Perkenalkan orang ini Nadir Anggara. Teman Abin yang akhirnya menjadi pemeran baru.

***
Pemeran baru kadang munculnya suka tidak tepat. Bisa disaat Aku sendiri belum mengharapkannya. Bisa juga ketika Aku diujung asa. Lihat laki-laki yang sekarang duduk disebelahku ini, Nadir. Nadir teman Abin yang waktu itu. Dia cukup mengagetkanku sebab dia berkata telah lama menyukaiku dengan diam-diam.

"Terimakasih ya, Dir. But, you know i still love him." Tolakku halus.

Jujur Aku kaget ketika mendengar pengakuannya kala itu. Senang rasanya masih ada yang mau mencintaiku yang padahal Aku sendiri merasa udah gak deserve to get that. Tapi hati enggak bisa dibohongi. Aku tetap mencintai Aji.

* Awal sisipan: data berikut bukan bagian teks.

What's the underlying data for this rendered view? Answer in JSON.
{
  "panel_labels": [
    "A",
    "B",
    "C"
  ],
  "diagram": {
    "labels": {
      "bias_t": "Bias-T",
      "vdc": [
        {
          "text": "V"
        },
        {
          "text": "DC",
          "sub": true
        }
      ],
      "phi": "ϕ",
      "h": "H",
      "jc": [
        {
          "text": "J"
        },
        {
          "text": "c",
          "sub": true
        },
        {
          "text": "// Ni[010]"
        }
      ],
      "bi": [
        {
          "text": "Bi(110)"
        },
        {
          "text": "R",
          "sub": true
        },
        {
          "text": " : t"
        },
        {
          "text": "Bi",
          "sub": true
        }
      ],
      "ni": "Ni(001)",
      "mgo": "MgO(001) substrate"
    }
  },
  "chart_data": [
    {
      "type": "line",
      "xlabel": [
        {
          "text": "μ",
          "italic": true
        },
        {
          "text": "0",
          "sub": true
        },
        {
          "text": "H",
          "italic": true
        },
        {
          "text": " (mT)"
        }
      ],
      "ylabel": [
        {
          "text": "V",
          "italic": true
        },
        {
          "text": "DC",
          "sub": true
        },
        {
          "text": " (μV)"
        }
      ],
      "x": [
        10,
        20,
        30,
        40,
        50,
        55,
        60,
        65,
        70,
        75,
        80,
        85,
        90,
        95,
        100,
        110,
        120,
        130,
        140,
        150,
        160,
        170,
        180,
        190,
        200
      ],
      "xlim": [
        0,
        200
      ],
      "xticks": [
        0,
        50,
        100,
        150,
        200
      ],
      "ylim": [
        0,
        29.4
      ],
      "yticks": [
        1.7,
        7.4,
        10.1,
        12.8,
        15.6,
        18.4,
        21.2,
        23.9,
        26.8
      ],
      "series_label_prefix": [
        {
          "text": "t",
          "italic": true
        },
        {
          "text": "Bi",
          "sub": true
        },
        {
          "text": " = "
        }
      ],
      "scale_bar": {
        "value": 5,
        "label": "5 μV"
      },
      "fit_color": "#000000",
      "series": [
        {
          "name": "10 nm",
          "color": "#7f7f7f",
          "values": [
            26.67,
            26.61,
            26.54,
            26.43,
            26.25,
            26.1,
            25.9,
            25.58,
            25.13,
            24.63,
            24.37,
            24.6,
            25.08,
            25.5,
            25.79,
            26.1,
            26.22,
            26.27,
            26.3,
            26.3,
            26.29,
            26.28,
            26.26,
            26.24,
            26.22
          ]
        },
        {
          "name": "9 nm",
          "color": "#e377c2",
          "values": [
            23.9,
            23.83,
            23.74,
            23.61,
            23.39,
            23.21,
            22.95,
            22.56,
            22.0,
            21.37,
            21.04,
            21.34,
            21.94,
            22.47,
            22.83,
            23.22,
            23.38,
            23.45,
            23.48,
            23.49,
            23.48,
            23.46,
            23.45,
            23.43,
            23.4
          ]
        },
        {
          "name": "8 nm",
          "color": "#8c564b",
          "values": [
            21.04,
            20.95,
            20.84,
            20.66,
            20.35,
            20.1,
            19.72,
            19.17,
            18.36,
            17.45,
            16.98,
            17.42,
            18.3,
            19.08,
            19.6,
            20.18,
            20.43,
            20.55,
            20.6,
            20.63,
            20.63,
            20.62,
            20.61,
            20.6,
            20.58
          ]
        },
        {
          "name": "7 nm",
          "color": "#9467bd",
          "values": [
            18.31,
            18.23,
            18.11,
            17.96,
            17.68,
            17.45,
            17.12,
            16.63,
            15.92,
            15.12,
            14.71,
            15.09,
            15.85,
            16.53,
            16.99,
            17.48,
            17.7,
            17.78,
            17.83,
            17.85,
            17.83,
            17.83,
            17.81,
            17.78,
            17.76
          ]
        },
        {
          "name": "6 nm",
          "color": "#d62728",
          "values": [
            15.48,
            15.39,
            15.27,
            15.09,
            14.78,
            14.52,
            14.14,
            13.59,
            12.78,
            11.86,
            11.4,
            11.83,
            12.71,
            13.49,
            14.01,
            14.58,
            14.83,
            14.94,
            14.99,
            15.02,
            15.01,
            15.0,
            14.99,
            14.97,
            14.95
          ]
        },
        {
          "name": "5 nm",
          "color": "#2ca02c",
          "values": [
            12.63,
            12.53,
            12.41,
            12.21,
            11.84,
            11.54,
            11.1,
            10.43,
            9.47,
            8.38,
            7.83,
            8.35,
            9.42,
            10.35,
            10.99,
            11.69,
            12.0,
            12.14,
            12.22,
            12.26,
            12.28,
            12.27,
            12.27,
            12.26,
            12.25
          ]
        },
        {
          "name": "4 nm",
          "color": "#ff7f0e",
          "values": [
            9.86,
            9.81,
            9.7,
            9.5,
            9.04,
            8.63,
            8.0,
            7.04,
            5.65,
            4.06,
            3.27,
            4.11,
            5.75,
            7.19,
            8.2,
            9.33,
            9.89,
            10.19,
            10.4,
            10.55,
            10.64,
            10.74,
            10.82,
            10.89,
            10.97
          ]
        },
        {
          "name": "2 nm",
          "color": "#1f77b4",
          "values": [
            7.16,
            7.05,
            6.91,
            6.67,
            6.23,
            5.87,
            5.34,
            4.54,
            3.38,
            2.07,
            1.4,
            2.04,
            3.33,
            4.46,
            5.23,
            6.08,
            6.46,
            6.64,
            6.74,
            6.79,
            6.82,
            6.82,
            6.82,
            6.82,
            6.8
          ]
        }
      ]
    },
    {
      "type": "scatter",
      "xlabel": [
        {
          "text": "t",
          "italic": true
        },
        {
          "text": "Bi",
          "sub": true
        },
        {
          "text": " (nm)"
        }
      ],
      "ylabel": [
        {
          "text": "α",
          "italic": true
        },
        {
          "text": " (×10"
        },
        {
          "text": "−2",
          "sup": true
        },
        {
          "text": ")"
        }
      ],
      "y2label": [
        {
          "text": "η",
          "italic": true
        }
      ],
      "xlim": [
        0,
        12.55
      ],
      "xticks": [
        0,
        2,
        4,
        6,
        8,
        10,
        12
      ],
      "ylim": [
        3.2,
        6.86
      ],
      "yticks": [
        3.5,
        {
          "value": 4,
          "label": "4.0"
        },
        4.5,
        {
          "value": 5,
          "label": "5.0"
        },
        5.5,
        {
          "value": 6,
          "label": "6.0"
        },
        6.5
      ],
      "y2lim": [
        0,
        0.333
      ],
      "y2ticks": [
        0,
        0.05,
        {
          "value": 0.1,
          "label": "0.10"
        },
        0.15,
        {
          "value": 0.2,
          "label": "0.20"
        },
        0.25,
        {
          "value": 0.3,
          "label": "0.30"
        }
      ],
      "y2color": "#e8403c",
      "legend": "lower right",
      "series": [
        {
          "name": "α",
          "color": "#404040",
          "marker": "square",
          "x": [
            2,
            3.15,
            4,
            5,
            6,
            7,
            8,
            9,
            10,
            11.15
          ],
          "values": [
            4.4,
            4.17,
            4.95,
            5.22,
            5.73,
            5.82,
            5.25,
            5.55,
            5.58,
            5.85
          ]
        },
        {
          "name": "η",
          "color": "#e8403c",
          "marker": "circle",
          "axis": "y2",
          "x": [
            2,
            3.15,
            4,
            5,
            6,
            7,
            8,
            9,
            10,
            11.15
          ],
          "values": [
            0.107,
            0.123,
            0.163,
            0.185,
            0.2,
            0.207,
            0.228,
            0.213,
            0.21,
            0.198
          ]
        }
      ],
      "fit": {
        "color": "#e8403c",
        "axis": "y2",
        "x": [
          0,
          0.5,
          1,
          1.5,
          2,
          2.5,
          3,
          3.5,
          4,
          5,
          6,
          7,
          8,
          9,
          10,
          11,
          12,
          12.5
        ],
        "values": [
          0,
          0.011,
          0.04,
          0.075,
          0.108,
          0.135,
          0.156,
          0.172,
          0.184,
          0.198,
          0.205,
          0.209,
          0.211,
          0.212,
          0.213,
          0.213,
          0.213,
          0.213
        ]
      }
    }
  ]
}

"Nih makan dulu." Dia menyodorkan kantong plastik bewarna putih. Yang kutebak berisi nasi goreng dekat lampu merah yang menjadi favoritku.

Sebagai informasi sekarang hari kamis pukul delapan malam. Dan secara tiba-tiba Nadir datang. Ini bukan kali pertama. Satu bulan kedekatan kami mungkin ini sudah ke 4 kalinya.

"Makasih, Dir. Jangan gini mulu. Ga enak gue." Ku terima kantong plastik tadi dengan sungkan.

Walaupun Aku suka segala hal yang gratis demi menghemat pengeluaran. Jujur kalau dari orang yang baru kenal itu rasanya aneh dan tidak enak. Beda kalau sama Dewa. Nadir kerap mengirim makanan via gofood. Hal ini yang bikin aku merasa tidak nyaman. Ketika menerimanya, Aku takut dia mengira ada harapan lebih yang kuberi.

"Jangan repot-repot gini. Gue jadi ga enak." Ucapku sehati-hati mungkin agar tak menyinggung hatinya.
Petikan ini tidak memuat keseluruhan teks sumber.